On August 24, 2017, Lewis surpassed Geroy Simon's career reception mark to become the all-time CFL receptions leader after recording his 1,030th catch. On October 27, 2017, Lewis told Lee Jones of TSN that he had played his last game after his Alouettes fell to the Saskatchewan Roughriders, 12–37. On May 17, 2018, Lewis officially announced his retirement.

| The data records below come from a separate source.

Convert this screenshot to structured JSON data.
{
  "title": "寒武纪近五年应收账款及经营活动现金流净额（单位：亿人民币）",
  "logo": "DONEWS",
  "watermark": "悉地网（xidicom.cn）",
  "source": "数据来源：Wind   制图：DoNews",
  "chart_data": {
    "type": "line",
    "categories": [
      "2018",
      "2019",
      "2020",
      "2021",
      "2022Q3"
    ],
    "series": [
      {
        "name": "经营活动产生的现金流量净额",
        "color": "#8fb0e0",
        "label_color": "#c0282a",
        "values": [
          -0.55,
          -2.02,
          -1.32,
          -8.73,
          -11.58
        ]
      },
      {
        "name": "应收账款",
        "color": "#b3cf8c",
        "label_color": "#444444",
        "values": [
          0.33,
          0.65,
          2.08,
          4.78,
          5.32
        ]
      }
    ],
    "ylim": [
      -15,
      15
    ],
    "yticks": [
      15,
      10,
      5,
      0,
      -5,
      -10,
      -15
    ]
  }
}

Lewis was inducted into the Canadian Football Hall of Fame as a player in 2021.

==Statistics==
| Receiving | | Regular season | | Playoffs | | | | | | | | | |
| Year | Team | Games | No. | Yards | Avg | Long | TD | Games | No. | Yards | Avg | Long | TD |
| 2004 | CGY | 18 | 73 | 1045 | 14.3 | 42 | 8 | Team did not qualify | | | | | |
| 2005 | CGY | 18 | 80 | 1379 | 17.2 | 46 | 9 | 1 | 2 | 28 | 14.0 | 15 | 0 |
| 2006 | CGY | 18 | 77 | 1114 | 14.5 | 50 | 5 | 1 | 5 | 36 | 7.2 | 12 | 0 |
| 2007 | CGY | 16 | 67 | 1101 | 16.4 | 85 | 5 | 1 | 2 | 19 | 9.5 | 14 | 0 |
| 2008 | CGY | 18 | 87 | 1109 | 12.7 | 85 | 10 | 2 | 14 | 184 | 13.1 | 31 | 0 |
| 2009 | CGY | 17 | 70 | 1013 | 14.5 | 52 | 1 | 2 | 11 | 145 | 13.2 | 26 | 0 |
| 2010 | CGY | 17 | 90 | 1262 | 14.0 | 74 | 9 | 1 | 6 | 55 | 9.2 | 16 | 0 |
| 2011 | CGY | 18 | 93 | 1209 | 13.0 | 62 | 5 | 1 | 2 | 31 | 15.5 | 17 | 0 |
| 2012 | CGY | 17 | 100 | 1241 | 12.4 | 52 | 10 | 3 | 11 | 132 | 12 | 61 | 0 |
| 2013 | CGY | 7 | 32 | 400 | 12.5 | 32 | 3 | Placed on injured reserve | | | | | |
| 2014 | CGY | 13 | 37 | 377 | 10.2 | 25 | 0 | 2 | 2 | 18 | 9.0 | 13 | 0 |
| 2015 | MTL | 17 | 70 | 743 | 10.6 | 53 | 2 | Team did not qualify | | | | | |
| 2016 | MTL | 18 | 102 | 1136 | 11.1 | 35 | 3 | Team did not qualify | | | | | |
| 2017 | MTL | 14 | 73 | 649 | 8.9 | 21 | 1 | Team did not qualify | | | | | |
| CFL totals | 226 | 1,051 | 13,778 | 13.1 | 85 | 68 | 15 | 56 | 648 | 11.6 | 61 | 0 | |

==Coaching career==
===BC Lions===
Lewis served as the running backs coach for the BC Lions during the 2019 season.

===Calgary Stampeders===
On January 3, 2023, it was announced that Lewis had been hired as the receivers coach for the Calgary Stampeders. He served in that role for two seasons.